Analyst Jordan Klein said he sees Samsung as “the most compelling long idea” heading into next year, adding that the stock “could be a total home run next year.”

Klein pointed to a Digitimes report outlining the advantages of Groq’s language processing unit, or LPU, and the implications for high-bandwidth memory suppliers. 

According to the article, “LPUs significantly reduce data processing latency, enabling inference speeds faster than human conversational pace.” 

It added that Groq claims its LPU can execute large-language-model tasks “10 times faster than current solutions while consuming only one-tenth the energy.”

Mizuho believes this shift could broaden the AI memory market. While training workloads will still rely on HBM, “inference devices and on-device AI gadgets will increasingly utilize GDDR, LPDDR, and SRAM,” the report noted. 

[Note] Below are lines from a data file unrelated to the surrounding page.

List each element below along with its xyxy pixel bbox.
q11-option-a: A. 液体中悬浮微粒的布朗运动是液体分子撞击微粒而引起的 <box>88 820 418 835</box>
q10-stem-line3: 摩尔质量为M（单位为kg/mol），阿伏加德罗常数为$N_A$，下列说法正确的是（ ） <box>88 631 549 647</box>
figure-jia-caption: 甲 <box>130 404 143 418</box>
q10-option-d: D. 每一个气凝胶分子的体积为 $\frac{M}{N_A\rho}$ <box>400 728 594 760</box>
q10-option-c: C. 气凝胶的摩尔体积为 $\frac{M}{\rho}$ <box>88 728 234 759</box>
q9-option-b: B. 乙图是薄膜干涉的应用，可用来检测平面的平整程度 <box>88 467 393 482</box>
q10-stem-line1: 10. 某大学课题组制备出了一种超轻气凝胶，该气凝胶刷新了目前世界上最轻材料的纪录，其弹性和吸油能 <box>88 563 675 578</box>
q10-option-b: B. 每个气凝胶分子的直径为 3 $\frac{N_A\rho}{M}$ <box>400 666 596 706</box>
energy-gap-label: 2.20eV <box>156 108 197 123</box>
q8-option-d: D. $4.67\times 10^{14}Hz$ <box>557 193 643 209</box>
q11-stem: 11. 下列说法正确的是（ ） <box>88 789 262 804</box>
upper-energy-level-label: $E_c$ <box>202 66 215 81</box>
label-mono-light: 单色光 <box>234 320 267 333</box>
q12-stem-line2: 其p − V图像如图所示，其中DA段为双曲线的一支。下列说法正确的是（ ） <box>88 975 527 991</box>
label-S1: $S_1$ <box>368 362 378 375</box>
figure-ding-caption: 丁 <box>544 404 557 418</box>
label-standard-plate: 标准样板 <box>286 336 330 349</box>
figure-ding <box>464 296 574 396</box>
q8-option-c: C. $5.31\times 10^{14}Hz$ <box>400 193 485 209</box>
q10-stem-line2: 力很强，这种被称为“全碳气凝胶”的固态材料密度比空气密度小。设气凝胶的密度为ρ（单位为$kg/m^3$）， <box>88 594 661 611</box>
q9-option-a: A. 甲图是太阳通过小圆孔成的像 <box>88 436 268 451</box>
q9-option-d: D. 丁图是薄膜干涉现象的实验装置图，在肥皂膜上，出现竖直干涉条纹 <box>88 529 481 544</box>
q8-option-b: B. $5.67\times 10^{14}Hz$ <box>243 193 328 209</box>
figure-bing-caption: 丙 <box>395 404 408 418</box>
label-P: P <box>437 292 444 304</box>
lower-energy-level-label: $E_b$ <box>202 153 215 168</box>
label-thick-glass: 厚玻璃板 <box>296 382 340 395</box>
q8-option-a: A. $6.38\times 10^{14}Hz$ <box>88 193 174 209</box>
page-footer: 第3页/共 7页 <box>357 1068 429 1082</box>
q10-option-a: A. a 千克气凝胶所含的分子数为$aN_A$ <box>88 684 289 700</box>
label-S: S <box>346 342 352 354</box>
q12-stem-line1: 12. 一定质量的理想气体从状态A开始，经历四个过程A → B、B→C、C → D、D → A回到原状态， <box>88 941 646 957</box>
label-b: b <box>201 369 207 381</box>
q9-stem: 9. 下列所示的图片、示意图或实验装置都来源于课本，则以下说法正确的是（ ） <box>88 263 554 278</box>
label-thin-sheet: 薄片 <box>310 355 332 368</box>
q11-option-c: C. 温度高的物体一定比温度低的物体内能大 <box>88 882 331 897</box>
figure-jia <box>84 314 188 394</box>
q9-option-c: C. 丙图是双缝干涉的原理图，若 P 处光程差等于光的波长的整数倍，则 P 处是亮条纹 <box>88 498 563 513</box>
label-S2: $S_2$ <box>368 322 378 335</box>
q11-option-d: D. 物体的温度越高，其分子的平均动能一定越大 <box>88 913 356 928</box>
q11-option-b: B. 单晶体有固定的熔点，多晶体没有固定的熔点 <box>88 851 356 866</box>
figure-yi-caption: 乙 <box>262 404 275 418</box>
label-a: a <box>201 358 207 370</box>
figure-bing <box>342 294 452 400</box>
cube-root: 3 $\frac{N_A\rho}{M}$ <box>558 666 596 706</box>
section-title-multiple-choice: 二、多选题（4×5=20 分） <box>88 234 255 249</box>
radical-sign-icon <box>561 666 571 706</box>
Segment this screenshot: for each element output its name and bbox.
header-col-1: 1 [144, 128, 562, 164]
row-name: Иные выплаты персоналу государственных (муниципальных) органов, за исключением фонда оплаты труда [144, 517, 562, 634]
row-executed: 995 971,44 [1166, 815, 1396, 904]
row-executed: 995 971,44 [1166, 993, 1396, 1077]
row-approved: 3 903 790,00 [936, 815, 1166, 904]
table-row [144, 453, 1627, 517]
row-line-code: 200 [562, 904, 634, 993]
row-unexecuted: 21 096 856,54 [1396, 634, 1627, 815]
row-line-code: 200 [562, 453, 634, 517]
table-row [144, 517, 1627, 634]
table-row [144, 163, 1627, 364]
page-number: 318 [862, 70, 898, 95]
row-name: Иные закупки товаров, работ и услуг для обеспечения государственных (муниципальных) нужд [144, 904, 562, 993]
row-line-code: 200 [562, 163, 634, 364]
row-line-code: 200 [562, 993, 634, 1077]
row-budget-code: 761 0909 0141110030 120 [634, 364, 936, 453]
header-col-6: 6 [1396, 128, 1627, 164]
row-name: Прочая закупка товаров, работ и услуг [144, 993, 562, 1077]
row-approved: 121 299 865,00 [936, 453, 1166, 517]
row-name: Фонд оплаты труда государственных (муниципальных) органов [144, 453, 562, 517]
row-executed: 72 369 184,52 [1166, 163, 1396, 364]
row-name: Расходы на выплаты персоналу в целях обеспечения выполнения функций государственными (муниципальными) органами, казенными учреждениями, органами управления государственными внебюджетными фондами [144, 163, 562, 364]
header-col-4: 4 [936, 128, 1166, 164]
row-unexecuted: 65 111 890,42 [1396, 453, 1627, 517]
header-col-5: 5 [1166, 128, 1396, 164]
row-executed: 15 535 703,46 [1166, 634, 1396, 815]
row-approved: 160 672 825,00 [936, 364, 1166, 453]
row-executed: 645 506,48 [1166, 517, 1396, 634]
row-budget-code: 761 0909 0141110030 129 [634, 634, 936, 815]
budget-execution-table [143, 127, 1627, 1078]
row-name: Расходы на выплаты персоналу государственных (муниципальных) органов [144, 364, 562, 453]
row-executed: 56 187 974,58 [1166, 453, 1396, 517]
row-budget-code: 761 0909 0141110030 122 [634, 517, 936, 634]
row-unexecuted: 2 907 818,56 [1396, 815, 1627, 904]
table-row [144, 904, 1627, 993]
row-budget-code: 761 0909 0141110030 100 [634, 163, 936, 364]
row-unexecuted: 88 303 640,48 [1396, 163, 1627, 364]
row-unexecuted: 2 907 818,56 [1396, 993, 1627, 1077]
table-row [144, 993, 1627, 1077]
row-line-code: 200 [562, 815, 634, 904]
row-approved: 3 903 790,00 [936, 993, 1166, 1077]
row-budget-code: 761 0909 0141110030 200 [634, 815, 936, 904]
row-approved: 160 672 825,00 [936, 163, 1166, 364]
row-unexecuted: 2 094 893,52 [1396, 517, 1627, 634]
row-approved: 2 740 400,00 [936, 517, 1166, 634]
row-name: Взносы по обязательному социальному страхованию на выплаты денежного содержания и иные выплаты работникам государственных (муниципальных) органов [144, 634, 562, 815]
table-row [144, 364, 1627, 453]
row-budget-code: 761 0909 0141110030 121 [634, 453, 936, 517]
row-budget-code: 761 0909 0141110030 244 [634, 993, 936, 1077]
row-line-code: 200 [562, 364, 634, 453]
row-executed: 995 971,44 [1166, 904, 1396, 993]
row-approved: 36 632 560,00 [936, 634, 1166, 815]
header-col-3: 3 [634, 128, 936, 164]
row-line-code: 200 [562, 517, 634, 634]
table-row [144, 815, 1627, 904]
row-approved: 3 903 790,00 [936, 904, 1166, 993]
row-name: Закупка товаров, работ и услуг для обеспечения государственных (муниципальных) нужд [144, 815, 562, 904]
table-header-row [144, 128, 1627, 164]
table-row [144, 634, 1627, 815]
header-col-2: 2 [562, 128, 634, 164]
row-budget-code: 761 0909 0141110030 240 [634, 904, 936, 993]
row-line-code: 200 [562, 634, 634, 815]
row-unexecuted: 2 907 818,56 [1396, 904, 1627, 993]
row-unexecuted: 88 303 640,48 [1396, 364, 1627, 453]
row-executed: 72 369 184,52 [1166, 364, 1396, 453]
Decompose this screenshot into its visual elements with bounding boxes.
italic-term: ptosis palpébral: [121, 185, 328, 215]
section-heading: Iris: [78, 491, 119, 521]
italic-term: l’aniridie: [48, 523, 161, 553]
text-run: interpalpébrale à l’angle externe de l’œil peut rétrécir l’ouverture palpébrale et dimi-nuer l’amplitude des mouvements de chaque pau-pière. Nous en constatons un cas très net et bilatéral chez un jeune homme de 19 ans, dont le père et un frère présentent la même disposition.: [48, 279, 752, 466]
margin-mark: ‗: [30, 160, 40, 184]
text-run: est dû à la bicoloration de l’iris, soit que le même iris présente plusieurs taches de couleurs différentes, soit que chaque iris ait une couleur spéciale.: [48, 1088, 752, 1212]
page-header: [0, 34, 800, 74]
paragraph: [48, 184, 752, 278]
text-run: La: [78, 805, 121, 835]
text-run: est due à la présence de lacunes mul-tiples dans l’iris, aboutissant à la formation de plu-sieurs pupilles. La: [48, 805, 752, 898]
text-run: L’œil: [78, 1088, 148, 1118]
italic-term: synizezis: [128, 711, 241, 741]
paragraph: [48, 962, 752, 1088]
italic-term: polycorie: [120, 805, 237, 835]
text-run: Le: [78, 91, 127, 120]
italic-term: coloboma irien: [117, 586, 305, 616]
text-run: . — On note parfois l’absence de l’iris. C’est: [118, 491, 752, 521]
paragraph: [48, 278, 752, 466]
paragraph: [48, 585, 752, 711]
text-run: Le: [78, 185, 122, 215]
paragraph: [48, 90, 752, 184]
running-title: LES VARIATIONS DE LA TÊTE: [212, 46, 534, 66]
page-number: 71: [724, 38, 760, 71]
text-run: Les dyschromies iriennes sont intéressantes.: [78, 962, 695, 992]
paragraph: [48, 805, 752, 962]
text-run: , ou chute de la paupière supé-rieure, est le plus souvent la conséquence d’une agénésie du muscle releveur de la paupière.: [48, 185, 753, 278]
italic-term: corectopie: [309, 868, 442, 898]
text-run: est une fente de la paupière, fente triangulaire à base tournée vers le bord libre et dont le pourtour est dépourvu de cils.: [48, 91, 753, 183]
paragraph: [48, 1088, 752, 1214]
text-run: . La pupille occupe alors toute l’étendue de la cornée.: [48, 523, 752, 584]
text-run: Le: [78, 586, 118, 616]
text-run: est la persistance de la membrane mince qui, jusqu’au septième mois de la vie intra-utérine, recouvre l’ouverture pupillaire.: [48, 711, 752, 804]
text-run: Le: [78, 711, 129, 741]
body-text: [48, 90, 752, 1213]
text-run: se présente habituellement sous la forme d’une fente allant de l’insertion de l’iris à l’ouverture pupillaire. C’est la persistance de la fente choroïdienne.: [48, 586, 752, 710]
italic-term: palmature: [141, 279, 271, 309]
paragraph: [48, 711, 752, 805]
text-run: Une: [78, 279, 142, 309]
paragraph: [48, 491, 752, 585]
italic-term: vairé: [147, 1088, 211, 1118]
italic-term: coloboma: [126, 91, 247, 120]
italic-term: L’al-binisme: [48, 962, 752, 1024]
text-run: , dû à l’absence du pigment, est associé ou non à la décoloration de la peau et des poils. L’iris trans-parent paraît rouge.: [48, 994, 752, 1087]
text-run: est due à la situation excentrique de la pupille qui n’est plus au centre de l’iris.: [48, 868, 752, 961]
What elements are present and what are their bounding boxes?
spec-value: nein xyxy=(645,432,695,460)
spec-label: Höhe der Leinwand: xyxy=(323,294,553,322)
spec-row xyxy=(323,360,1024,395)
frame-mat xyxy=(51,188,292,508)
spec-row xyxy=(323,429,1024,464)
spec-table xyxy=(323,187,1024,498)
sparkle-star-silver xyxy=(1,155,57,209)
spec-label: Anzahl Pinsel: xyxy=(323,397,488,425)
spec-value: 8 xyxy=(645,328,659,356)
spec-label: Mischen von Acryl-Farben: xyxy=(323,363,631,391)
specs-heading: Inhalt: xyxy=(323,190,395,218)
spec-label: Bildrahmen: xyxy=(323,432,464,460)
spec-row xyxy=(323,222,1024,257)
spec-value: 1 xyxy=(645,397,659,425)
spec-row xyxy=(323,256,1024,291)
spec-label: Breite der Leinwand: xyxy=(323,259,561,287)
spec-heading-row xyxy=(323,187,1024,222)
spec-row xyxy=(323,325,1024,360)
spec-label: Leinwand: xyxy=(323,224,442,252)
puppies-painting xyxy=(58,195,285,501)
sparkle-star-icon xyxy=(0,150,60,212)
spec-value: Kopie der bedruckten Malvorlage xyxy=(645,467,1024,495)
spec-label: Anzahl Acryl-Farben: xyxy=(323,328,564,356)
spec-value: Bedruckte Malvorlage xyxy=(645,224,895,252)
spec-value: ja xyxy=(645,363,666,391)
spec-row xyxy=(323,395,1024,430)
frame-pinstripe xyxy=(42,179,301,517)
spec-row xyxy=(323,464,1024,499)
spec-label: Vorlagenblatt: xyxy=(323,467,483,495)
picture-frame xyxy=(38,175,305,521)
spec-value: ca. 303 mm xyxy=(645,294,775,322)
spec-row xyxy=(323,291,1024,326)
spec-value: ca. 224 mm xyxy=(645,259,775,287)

Klein highlighted that the LPU’s design “enhances computing speed by leveraging high-speed memories like SRAM,” giving renewed attention to suppliers such as Cypress and Renesas.

The note also said Nvidia’s upcoming Rubin CPX chip will “forego costly HBM in favor of more affordable and readily available GDDR,” where Samsung holds clear leadership in next-generation GDDR7.

With generative AI expanding into video and high-resolution imagery, Klein pointed to rising demand for enterprise-grade QLC solid-state drives, saying Samsung stands to benefit across multiple segments as memory prices strengthen into 2026.